Charlotte is Knightley’s first foray into animation, and she found the process continually surprising. “I suddenly realized how much I do with my face,” she says, laughing. “I had to think about what I could inject into my voice to tell more story.”

Though the animation was done after the voices were recorded, Knightley saw pencil sketches that gave her an idea of the film’s 2-D style, which echoes Salomon’s paintings. The co-directors Tahir Rana and Eric Warin were precise about what words they wanted their actors to hit, and filmed their faces to use their expressions later. “They would say things like, ‘She’s going to stand up here, so we need you to stop and do whatever your standing-up noise would be,” Knightley recalls. “And I’m thinking, ‘I don’t know what my standing-up noise is.’ What vocal thing do I do when I’m opening a cupboard? It was all so interesting, stuff I hadn’t thought about before.”

The character Charlotte, however, is very much in line with the women Knightley wants to play – women who make waves, who stand up for themselves: the lead characters in Colette and Anna Karenina. The code breaker Joan Clarke in The Imitation Game; the feisty Elizabeths in Pride and Prejudice and the Pirates of the Caribbean franchise.

“It’s difficult to be human, difficult to be a woman, difficult to be true to yourself,” Knightley says. “I find it inspiring playing women who manage to be their truest selves in a society that doesn’t celebrate that. That’s a constant thread through my work – that person who feels like she doesn’t quite fit into the space that she’s given, and is trying to find more space. I’m drawn to women who have the courage to go against the norm, who question the society they live in, and try to push that society forward in whatever way they can.

“It’s not always a courage I have myself,” she continues. “I think I play people often where I want a bit of their courage. It’s nice to stand in their shoes for a bit and go, ‘Ah, that’s what that feels like.’ It’s messy. It’s not easy. But it’s vital.”
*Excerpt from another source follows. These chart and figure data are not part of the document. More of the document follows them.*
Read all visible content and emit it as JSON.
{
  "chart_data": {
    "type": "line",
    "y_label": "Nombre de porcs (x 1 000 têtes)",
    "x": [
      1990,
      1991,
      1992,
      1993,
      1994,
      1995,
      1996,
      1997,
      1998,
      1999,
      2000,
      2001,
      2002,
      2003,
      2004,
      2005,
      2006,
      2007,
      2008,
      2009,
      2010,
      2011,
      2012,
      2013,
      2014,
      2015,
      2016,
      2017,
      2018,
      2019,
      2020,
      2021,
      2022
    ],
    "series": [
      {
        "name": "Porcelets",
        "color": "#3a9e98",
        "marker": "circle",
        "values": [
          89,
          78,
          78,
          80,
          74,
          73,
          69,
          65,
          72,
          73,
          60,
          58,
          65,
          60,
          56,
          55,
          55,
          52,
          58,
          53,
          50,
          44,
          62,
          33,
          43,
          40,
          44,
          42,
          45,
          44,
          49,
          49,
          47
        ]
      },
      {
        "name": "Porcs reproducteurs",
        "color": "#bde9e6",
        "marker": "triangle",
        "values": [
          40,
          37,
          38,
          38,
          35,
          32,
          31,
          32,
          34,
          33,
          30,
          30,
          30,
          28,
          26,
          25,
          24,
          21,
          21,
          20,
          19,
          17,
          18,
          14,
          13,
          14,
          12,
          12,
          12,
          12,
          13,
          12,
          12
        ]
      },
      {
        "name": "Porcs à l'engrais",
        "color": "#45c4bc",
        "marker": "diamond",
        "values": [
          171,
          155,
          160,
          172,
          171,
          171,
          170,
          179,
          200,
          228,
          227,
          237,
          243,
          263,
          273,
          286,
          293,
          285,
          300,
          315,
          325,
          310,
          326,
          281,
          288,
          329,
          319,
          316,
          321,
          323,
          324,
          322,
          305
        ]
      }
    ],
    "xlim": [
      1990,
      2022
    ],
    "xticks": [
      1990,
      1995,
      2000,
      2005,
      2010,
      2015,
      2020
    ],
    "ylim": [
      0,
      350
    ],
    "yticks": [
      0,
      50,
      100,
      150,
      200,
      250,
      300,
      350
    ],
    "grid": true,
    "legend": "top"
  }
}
I argue that Knightley has shown courage, in talking openly about mental-health issues, her struggles with PTSD and panic attacks. “I didn’t find it helpful to try to present myself as someone more perfect and stronger than I was,” she replies. “To try to create a view of myself that was in some way less than human, by pretending I didn’t have all the cracks you have when you’re a human being. If you’re in the public sphere, the only thing you can do to be helpful in any way is to admit to your struggles, your human frailties. Which are going to be there however successful you are in your career, however much money you have.
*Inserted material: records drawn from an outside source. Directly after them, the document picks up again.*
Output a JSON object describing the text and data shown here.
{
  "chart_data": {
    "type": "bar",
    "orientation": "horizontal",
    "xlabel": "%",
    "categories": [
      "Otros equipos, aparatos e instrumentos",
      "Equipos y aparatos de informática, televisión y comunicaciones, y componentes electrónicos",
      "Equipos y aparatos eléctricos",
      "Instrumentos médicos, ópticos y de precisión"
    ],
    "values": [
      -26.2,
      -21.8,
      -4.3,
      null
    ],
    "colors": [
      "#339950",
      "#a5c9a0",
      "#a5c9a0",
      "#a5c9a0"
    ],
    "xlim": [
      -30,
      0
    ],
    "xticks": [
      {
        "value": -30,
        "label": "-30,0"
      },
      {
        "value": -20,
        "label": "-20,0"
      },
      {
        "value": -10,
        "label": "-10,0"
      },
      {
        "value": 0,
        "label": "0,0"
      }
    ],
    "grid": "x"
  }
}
“People can feel very ashamed for not being as strong as they think they should be, as perfect as they think they should be,” she adds. “Shame is a hard one to live with. I think by admitting your cracks, it helps you feel a bit stronger.”

Married to the musician James Righton since 2013, Knightley tries to teach their two daughters “to stand on their own two feet, to be themselves, and to look after themselves,” she says. “I’m constantly trying to look at the people they’re becoming, and support the people they’re becoming, and not trying to force them into any holes they don’t fit into.” She laughs again. “And pleases and thank yous are really great, too.”

Though she hasn’t seen Life? Or Theatre? in person, Knightley now owns a book of 80 images culled from the opus. She’s especially drawn to one self-portrait rendered as three faces, three different expressions, facets of a whole. “You can’t see Charlotte’s work and not think, ‘This is a life force,’” Knightley sums up. “She did not give in, right to the last possible moment, being the person she was trying to be.”